In an interesting article in the New York Times, writer Michelle Alexander lays out examples of police lying under oath and to prosecutors about the circumstances (and legality) of arrests, even for small offenses. What starts out sounding like another tired story about race and class offers up a much more compelling reason why police may not always tell the truth: Money.
Police departments have been rewarded in recent years for the sheer numbers of stops, searches and arrests. In the war on drugs, federal grant programs like the Edward Byrne Memorial Justice Assistance Grant Program have encouraged state and local law enforcement agencies to boost drug arrests in order to compete for millions of dollars in funding. Agencies receive cash rewards for arresting high numbers of people for drug offenses, no matter how minor the offenses or how weak the evidence. Law enforcement has increasingly become a numbers game. And as it has, police officers’ tendency to regard procedural rules as optional and to lie and distort the facts has grown as well. Numerous scandals involving police officers lying or planting drugs — in Tulia, Tex. and Oakland, Calif., for example — have been linked to federally funded drug task forces eager to keep the cash rolling in.
I'm personally familiar with the Edward Byrne Memorial Grant Program, because when I was a fresh-out-of-law-school prosecutor, my position as "Special Prosecutor for Drug Crimes" embedded with the local multi-jurisdictional Drug Task Force was funded by a Byrne grant. Did we keep count of our cases? You bet we did! How else could we show that the taxpayers' money was being well-spent? How could we ask for more money next time if we couldn't show results from last year's money? Alexander continues:
The pressure to boost arrest numbers is not limited to drug law enforcement. Even where no clear financial incentives exist, the “get tough” movement has warped police culture to such a degree that police chiefs and individual officers feel pressured to meet stop-and-frisk or arrest quotas in order to prove their “productivity.”
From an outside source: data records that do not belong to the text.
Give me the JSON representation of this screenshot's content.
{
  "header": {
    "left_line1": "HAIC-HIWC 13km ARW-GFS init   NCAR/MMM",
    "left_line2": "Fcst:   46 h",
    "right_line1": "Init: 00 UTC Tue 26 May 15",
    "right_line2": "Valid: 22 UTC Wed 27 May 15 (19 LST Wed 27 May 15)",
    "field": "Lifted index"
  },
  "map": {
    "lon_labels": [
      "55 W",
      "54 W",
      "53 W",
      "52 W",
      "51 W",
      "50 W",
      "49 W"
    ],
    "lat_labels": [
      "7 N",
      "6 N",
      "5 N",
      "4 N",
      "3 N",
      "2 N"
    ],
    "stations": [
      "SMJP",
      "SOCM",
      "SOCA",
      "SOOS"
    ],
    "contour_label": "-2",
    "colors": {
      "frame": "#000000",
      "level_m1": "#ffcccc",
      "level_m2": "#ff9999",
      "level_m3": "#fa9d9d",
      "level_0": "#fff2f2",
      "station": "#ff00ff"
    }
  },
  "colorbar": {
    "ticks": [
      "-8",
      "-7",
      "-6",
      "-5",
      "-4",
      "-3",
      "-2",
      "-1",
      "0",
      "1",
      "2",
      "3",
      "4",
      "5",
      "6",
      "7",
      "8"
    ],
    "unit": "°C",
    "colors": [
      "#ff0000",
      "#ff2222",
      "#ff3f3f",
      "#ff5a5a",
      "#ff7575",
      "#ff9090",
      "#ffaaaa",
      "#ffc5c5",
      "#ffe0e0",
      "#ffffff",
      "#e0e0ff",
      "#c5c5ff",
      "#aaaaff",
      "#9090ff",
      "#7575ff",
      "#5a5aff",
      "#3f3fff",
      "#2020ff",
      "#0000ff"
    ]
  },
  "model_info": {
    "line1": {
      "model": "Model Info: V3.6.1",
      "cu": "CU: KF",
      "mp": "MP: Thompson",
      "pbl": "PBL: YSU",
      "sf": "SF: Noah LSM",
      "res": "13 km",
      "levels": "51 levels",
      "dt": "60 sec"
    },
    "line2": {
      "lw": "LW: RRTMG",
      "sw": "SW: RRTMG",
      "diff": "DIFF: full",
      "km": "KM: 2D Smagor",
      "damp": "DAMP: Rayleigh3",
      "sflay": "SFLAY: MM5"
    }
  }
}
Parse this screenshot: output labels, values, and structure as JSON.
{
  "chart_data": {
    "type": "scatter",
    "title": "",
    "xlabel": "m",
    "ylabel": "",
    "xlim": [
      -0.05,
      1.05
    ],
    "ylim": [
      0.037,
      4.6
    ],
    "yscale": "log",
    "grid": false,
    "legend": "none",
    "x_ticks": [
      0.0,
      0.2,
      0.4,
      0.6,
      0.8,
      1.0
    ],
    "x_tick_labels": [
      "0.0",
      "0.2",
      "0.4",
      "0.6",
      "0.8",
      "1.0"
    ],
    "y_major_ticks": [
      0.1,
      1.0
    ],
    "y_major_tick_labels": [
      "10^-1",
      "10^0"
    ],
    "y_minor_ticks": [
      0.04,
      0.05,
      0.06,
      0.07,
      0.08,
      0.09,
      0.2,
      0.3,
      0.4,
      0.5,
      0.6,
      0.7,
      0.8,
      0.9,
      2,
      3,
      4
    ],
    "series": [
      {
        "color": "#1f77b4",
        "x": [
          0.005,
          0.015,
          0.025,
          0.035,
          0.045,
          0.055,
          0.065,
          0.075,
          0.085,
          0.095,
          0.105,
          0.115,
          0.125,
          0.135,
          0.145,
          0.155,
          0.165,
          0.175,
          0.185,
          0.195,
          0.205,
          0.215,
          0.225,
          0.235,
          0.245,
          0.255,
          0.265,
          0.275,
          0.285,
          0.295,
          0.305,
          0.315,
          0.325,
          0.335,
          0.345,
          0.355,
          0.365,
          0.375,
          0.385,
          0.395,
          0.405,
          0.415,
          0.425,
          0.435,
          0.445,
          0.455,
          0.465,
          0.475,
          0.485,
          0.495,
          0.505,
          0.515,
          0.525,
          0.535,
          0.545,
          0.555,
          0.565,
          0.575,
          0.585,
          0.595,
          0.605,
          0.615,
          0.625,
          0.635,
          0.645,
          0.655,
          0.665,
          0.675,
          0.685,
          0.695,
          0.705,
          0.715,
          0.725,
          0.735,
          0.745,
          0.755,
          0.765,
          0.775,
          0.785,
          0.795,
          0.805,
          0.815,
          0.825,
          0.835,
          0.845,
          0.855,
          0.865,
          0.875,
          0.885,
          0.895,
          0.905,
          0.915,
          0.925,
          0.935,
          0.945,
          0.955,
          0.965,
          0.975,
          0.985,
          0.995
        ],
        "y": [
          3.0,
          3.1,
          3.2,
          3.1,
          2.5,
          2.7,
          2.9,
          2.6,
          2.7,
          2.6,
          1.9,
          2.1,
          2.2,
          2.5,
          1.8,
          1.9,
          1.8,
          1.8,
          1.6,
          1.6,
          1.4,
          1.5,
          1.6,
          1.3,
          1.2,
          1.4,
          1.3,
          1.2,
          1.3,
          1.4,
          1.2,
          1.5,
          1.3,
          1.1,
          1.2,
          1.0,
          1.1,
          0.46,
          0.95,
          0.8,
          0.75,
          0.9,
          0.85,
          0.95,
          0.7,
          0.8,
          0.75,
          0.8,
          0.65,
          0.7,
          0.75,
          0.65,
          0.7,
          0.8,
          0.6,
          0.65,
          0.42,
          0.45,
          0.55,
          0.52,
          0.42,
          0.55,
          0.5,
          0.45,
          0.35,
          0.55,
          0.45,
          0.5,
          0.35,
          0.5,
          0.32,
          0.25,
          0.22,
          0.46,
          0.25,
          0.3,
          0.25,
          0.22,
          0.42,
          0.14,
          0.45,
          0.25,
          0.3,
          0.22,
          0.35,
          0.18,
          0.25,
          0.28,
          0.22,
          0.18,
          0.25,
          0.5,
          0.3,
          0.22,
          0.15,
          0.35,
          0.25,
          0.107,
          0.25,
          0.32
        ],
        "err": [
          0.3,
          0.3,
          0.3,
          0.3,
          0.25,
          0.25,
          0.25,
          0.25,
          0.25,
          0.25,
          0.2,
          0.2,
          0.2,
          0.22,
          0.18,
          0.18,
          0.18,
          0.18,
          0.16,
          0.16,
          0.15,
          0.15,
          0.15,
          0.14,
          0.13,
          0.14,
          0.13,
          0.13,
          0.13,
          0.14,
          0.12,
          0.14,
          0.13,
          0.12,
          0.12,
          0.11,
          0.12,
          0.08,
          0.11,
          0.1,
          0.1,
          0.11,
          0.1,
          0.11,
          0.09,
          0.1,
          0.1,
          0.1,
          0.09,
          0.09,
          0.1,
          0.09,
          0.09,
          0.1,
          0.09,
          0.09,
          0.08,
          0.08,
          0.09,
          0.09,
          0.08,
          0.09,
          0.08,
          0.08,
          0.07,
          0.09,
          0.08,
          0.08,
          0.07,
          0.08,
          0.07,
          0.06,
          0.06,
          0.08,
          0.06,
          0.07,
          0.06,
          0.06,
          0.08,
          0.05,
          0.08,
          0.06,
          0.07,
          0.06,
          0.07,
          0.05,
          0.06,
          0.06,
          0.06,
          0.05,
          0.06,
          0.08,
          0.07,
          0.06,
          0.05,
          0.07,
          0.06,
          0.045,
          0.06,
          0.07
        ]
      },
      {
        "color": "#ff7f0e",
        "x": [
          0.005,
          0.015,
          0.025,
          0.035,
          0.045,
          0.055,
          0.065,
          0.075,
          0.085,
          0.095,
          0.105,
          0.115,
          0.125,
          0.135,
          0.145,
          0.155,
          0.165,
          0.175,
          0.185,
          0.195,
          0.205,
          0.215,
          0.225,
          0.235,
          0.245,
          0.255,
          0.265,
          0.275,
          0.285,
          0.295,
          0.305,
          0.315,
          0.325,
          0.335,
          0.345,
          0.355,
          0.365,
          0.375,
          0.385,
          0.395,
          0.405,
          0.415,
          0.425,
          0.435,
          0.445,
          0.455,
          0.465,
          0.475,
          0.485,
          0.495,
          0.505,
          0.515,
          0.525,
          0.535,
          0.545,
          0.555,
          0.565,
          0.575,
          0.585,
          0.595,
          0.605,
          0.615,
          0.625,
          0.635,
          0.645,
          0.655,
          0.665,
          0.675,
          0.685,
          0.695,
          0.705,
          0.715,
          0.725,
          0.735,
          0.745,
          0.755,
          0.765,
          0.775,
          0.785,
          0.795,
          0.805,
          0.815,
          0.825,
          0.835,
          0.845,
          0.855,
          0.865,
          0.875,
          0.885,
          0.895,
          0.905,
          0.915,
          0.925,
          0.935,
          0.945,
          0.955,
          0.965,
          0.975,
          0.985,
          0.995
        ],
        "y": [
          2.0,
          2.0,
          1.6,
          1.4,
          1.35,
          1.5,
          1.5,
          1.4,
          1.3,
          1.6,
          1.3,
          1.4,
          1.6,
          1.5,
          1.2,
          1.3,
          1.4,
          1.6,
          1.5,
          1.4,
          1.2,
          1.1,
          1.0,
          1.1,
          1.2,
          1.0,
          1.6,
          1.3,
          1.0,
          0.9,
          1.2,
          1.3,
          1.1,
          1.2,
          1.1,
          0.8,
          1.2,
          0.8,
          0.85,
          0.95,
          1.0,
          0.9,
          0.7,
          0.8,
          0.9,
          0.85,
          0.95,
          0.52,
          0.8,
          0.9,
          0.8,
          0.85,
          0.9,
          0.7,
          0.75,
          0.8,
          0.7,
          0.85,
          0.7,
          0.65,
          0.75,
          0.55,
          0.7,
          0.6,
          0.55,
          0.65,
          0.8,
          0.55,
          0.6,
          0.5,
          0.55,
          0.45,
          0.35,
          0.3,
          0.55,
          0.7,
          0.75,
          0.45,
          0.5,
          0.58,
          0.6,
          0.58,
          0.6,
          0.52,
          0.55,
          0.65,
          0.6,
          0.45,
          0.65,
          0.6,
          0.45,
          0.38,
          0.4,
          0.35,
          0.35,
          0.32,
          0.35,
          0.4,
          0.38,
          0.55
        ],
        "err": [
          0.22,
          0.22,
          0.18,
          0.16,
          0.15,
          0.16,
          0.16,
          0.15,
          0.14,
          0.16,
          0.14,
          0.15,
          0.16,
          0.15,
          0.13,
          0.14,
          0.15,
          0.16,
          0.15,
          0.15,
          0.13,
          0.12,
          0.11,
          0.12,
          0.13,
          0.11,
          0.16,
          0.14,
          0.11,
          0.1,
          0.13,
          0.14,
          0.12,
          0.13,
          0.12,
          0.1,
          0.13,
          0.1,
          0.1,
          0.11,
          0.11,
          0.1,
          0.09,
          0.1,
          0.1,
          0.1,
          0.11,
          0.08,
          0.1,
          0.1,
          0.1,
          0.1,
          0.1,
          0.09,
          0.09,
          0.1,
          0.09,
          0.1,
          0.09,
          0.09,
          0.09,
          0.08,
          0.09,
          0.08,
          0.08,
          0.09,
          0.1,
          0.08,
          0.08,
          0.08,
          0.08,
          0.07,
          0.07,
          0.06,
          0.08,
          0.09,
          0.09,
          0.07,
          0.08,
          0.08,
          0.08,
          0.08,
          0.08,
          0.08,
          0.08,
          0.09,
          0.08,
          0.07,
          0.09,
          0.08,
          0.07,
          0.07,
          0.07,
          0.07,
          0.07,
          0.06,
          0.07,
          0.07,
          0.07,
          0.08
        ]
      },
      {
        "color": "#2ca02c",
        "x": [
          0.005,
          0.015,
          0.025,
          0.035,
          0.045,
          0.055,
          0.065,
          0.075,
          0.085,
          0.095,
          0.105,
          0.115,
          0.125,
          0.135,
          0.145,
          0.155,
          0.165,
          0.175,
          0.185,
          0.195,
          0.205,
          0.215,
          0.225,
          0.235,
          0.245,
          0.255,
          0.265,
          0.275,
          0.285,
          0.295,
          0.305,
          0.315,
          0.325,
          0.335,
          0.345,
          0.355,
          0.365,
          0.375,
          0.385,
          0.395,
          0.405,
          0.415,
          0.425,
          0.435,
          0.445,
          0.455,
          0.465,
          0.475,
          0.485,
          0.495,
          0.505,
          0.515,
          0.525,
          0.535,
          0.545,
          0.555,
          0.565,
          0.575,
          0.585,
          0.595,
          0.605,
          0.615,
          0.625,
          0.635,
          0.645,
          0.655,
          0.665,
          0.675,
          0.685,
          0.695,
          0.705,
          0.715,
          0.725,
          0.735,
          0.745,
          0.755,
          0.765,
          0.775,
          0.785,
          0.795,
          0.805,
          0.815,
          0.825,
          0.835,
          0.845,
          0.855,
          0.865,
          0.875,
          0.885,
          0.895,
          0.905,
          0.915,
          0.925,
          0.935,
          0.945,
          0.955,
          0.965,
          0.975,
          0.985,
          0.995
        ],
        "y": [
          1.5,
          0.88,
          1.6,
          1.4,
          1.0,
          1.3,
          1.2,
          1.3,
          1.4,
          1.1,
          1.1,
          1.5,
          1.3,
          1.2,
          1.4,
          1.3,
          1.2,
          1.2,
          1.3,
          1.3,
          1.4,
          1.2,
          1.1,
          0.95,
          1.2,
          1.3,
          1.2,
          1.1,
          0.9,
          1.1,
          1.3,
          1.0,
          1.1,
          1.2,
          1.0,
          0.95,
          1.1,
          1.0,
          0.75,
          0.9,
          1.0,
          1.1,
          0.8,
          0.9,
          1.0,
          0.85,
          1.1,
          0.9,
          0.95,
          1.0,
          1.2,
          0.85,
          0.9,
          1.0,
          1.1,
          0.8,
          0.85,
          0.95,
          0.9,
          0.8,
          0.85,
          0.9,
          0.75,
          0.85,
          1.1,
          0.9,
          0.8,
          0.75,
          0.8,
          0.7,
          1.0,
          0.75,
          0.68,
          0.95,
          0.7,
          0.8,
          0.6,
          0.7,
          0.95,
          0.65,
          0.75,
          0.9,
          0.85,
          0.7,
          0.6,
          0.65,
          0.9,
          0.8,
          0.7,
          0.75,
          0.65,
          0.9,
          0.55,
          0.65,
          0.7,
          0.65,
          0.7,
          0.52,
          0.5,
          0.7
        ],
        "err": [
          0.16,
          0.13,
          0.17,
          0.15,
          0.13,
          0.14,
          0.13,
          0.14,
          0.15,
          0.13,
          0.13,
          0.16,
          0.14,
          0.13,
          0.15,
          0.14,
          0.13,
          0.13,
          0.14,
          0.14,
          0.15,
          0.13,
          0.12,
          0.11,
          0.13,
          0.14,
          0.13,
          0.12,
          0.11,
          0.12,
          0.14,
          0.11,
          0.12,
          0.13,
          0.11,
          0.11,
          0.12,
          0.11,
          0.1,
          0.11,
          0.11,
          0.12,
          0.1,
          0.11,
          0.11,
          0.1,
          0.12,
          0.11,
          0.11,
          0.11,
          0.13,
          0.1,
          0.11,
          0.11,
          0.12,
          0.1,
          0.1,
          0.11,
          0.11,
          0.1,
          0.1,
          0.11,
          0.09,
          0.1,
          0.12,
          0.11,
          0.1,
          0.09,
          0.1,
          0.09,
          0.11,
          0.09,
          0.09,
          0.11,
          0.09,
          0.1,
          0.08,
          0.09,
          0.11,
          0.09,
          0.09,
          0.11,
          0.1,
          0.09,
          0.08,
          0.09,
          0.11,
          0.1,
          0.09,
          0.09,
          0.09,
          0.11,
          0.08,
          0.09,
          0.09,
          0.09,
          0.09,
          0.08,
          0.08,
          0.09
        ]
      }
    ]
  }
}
For the record, the New York City police commissioner, Raymond W. Kelly, denies that his department has arrest quotas. Such denials are mandatory, given that quotas are illegal under state law. But as the Urban Justice Center’s Police Reform Organizing Project has documented, numerous officers have contradicted Mr. Kelly. In 2010, a New York City police officer named Adil Polanco told a local ABC News reporter that “our primary job is not to help anybody, our primary job is not to assist anybody, our primary job is to get those numbers and come back with them.” He continued: “At the end of the night you have to come back with something. You have to write somebody, you have to arrest somebody, even if the crime is not committed, the number’s there. So our choice is to come up with the number.”
So of course cops keep count. I think it is naive to think otherwise. They won't admit having "quotas" but they keep "data" of how many arrests are made and by who. They need those numbers to justify larger grants and larger budgets next year, whether it is the county, state, or federal government doling out the taxpayers' dollars.
As an aside, I think this same pressure, coupled with lax judicial oversight, has caused an increase in the number of police roadblocks we see. Roadblocks are a quick and easy way to generate a bunch of arrests in a short amount of time. So if the numbers are down, have a roadblock!